Just to refresh everyone, the program pairs an elder care center with an arts center to bring artists and intensive arts activities to elder residents and their families. Our local partner is Ave Maria Village and Heritage Centre with whom we have done countless projects.  Some of the most notable have been the Tree of Life project and the Mobile Painting Device project, the latter which resulted in a 15 foot monumental painting that toured the state.

The Art for Life projects are more than just simple crafts, by design they are intended to reach deeper, engage meaningfully and unlock memories and give healthy benefits.

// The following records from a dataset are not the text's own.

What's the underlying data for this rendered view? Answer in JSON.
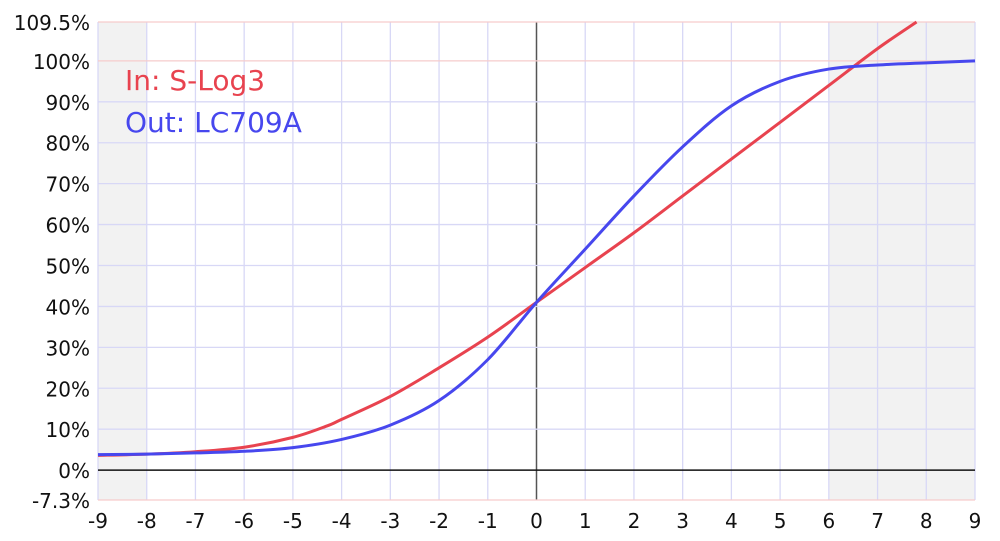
{
  "chart_data": {
    "type": "line",
    "title": "",
    "xlabel": "",
    "ylabel": "",
    "xlim": [
      -9,
      9
    ],
    "ylim": [
      -7.3,
      109.5
    ],
    "grid": true,
    "x_ticks": [
      "-9",
      "-8",
      "-7",
      "-6",
      "-5",
      "-4",
      "-3",
      "-2",
      "-1",
      "0",
      "1",
      "2",
      "3",
      "4",
      "5",
      "6",
      "7",
      "8",
      "9"
    ],
    "y_ticks": [
      {
        "value": 109.5,
        "label": "109.5%"
      },
      {
        "value": 100,
        "label": "100%"
      },
      {
        "value": 90,
        "label": "90%"
      },
      {
        "value": 80,
        "label": "80%"
      },
      {
        "value": 70,
        "label": "70%"
      },
      {
        "value": 60,
        "label": "60%"
      },
      {
        "value": 50,
        "label": "50%"
      },
      {
        "value": 40,
        "label": "40%"
      },
      {
        "value": 30,
        "label": "30%"
      },
      {
        "value": 20,
        "label": "20%"
      },
      {
        "value": 10,
        "label": "10%"
      },
      {
        "value": 0,
        "label": "0%"
      },
      {
        "value": -7.3,
        "label": "-7.3%"
      }
    ],
    "shaded_ranges": [
      [
        -9,
        -8
      ],
      [
        6,
        9
      ]
    ],
    "legend_position": "top-left",
    "series": [
      {
        "name": "In: S-Log3",
        "color": "#e8434f",
        "x": [
          -9,
          -8,
          -7,
          -6,
          -5,
          -4.3,
          -4,
          -3,
          -2,
          -1,
          0,
          1,
          2,
          3,
          4,
          5,
          6,
          7,
          7.8
        ],
        "y": [
          3.6,
          3.9,
          4.5,
          5.6,
          8,
          10.8,
          12.4,
          18,
          25,
          32.5,
          41,
          49.5,
          58,
          67,
          76,
          85,
          94,
          103,
          109.5
        ]
      },
      {
        "name": "Out: LC709A",
        "color": "#4747ee",
        "x": [
          -9,
          -8,
          -7,
          -6,
          -5,
          -4,
          -3,
          -2,
          -1,
          0,
          1,
          2,
          3,
          4,
          5,
          6,
          7,
          8,
          9
        ],
        "y": [
          3.8,
          3.9,
          4.2,
          4.6,
          5.5,
          7.5,
          11,
          17,
          27,
          41,
          54,
          67,
          79,
          89,
          95,
          98,
          99,
          99.5,
          100
        ]
      }
    ]
  }
}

I’ve been working “behind the scenes” to complete two activity plans that will be done this spring in care centers across the state, including Jamestown.  They are part of a series that is based on a traditional art from India called Warli.  This art is ancient, and is likely to have originated as a form of cave painting, which then evolved to adorn the interiors of the Warli’s mud huts.  The art is simple and stylized–all about geometry and pattern.  Today’s contemporary artists mimic the hut painting by using white paint on red or brown paper.  Interestingly, fabric designers have been attracted to the stylized imagery and the resulting clothing has found its way on to the Paris runways. And there are even Warli font styles.

For our purposes, the activity plans are based on an exhibition called Narrative Geometry:  The Art of Warli by Vaishali Mohite that is being developed by the NDCA.  This exhibit will likely come to The Arts Center’s gallery in the future. Below is a photograph of a Warli painting by Vaishali Mohite © 2017 North Dakota Council on the Arts (NDCA).


Warli art is a great art for elders to learn – with simple shapes they are able to depict all kinds of animals, people, environments and activities.  It takes the fear of trying to realistically represent something out of the process making painting fun for everyone. The activity plans associated with the exhibit include animal themed projects, TimeSlips stories inspired by Warli paintings, and much more. I’m looking forward to bringing this project to our elder community.  A sample of a completed plan can be found here.  This plan is part of the North Dakota Council on the Arts (NDCA) Art for Life Toolkit that includes dozens of other wonderful projects.